Para protegerse del "efecto Trump" y de las dudas que genera una política monetaria más laxa del Banco Central, a partir de noviembre, los argentinos prefirieron pasar a dólares una buena parte de los ahorros que tenían en pesos y a plazo fijo. Los bancos sufrieron en 30 días una pérdida de casi $ 8.000 millones en plazos fijos del sector privado en moneda local. El descenso refleja el poco atractivo que empiezan a ver sus clientes por los rendimientos en pesos y es el primero registrado durante el nuevo Gobierno.
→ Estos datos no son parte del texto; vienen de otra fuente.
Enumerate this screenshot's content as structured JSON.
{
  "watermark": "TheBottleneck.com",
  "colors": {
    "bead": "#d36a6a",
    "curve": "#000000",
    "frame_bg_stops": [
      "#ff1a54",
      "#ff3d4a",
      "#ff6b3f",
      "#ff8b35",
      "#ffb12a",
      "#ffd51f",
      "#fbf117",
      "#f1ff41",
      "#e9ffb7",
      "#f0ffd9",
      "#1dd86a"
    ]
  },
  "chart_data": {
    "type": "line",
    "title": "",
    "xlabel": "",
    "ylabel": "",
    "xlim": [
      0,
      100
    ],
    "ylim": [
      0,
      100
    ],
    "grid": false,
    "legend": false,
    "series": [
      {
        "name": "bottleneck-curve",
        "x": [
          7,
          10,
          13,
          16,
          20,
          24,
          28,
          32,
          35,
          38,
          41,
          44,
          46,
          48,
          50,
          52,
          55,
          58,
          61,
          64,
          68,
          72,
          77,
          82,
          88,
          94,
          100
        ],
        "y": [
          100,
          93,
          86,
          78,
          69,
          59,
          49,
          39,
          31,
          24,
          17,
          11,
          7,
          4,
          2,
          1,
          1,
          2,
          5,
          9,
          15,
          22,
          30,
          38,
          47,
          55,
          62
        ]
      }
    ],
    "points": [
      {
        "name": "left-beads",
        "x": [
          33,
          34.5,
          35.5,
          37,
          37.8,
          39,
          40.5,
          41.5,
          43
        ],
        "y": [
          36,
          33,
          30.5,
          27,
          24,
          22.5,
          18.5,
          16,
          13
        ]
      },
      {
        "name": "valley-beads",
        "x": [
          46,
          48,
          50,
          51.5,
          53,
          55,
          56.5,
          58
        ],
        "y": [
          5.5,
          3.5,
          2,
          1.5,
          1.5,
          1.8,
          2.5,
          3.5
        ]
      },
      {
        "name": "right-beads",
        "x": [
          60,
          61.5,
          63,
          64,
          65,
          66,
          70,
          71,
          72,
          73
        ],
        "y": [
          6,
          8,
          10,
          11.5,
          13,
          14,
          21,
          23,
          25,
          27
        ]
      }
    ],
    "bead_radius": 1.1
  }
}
En el sector se hace cada vez más notoria una dolarización de la cartera de los ahorristas. El fenómeno empezó con la consagración del candidato republicano, a principios de noviembre, pero se vio agravado con la baja de tasas de interés del Banco Central, en un contexto de poca actividad. Los bancos sufrieron en noviembre un retiro de depósitos en pesos y percibieron, a la vez, un aumento en las tenencias de divisas de los individuos. El dinero en dólares, en cajas de ahorro y plazos fijos, aumenta ahora a un ritmo de u$s 80 milones por día. Detrás de este incremento está la compra de dólares que hacen los clientes por ventanilla y por homebanking. El dólar se encareció un 6% desde la noche de la elección de Trump y se ubica ya por encima de los $ 16.
Sucede que la baja de tasas que promueve el Central, con leve aceleración de la emisión de pesos (del 19,5% al 21,5% anual) y floja demanda de crédito de empresas provoca un exceso de pesos en los bancos. Frente a esto, las entidades ven pocos incentivos para captar efectivo y bajan las tasas.